Her 2020 book, A Good Time to Be Born: How Science and Public Health Gave Children a Future, was reviewed favourably by Christie Watson in The New York Times Book Review and Margaret Henderson in the Library Journal.

==Charity work==
Klass has combined her interest in medicine and literacy to help promote the importance of books to children, through her work with Reach Out and Read. She became involved with Reach Out and Read when it was a single program in a single hospital, and, through her leadership at the National Center, has helped it grow into a national program, now in more than 4,500 locations in all 50 states, distributing more than 6 million books every year to more than 3.8 million children. Klass has trained doctors and nurses around the United States and elsewhere, including Portugal and the Philippines, in strategies to incorporate books and literacy guidance into pediatric primary care.

==Awards and honors==
While Klass was still a student at Harvard Medical School, her short stories won an O. Henry Award. In 2006, she won the Women's National Book Association Award. In 2007, she received the American Academy of Pediatrics Education Award, which recognized her for educational contributions that have had a broad and positive impact on the health and well being of children. The Academy particularly cited her work with Reach Out and Read. Other awards have included:

- Women’s National Book Association Award (2006)
- Legacy Award, Reach Out and Read of Greater New York (2006)
- Women to Watch, Jewish Women International (2006)
- Featured Physician in National Library of Medicine exhibit, Changing the face of Medicine: Celebrating America’s Women Physicians, National Institutes of Health (2003-2005)
- Radcliffe Alumnae Achievement Award (2003)
- Virtual Mentor Award, American Medical Association (2000)
- James Beard Foundation Journalism Award for Magazine Writing on Diet, Nutrition and Health (2000)

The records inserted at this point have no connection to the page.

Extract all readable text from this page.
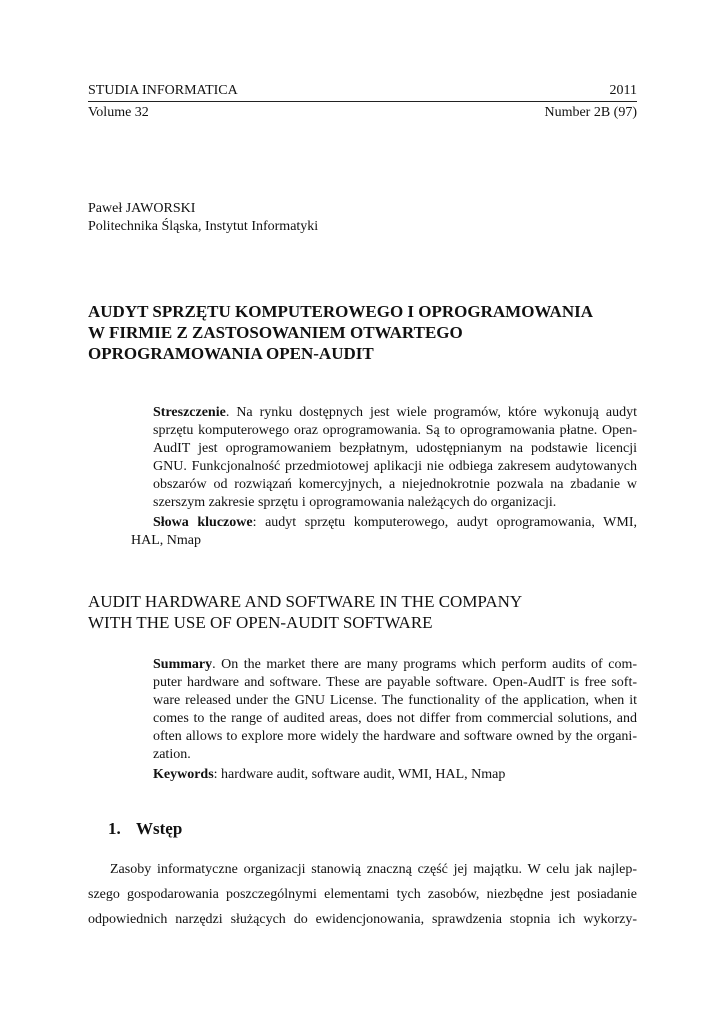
STUDIA INFORMATICA	2011
Volume 32	Number 2B (97)
Paweł JAWORSKI
Politechnika Śląska, Instytut Informatyki
AUDYT SPRZĘTU KOMPUTEROWEGO I OPROGRAMOWANIA
W FIRMIE Z ZASTOSOWANIEM OTWARTEGO
OPROGRAMOWANIA OPEN-AUDIT

Streszczenie. Na rynku dostępnych jest wiele programów, które wykonują audyt
sprzętu komputerowego oraz oprogramowania. Są to oprogramowania płatne. Open-
AudIT jest oprogramowaniem bezpłatnym, udostępnianym na podstawie licencji
GNU. Funkcjonalność przedmiotowej aplikacji nie odbiega zakresem audytowanych
obszarów od rozwiązań komercyjnych, a niejednokrotnie pozwala na zbadanie w
szerszym zakresie sprzętu i oprogramowania należących do organizacji.

Słowa kluczowe: audyt sprzętu komputerowego, audyt oprogramowania, WMI,
HAL, Nmap

AUDIT HARDWARE AND SOFTWARE IN THE COMPANY
WITH THE USE OF OPEN-AUDIT SOFTWARE

Summary. On the market there are many programs which perform audits of com-
puter hardware and software. These are payable software. Open-AudIT is free soft-
ware released under the GNU License. The functionality of the application, when it
comes to the range of audited areas, does not differ from commercial solutions, and
often allows to explore more widely the hardware and software owned by the organi-
zation.

Keywords: hardware audit, software audit, WMI, HAL, Nmap

1. Wstęp

Zasoby informatyczne organizacji stanowią znaczną część jej majątku. W celu jak najlep-
szego gospodarowania poszczególnymi elementami tych zasobów, niezbędne jest posiadanie
odpowiednich narzędzi służących do ewidencjonowania, sprawdzenia stopnia ich wykorzy-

Klass has been a member of the National Institute for Literacy Advisory Board and the National Advisory Council of National Institute of Child Health and Human Development.

==Personal life and family==
She lives in New York City with her husband, history professor Larry Wolff. She has been living and teaching in Florence, Italy, intermittently since about 2018. They have three children.

She is the sister of screenwriter David Klass, with whom she wrote the young adult novel Second Impact, and Judy Klass, playwright and Truman Scholar and Senior Lecturer of Jewish Studies and English at Vanderbilt University. She is the niece of Philip Klass, who wrote science fiction under the name William Tenn.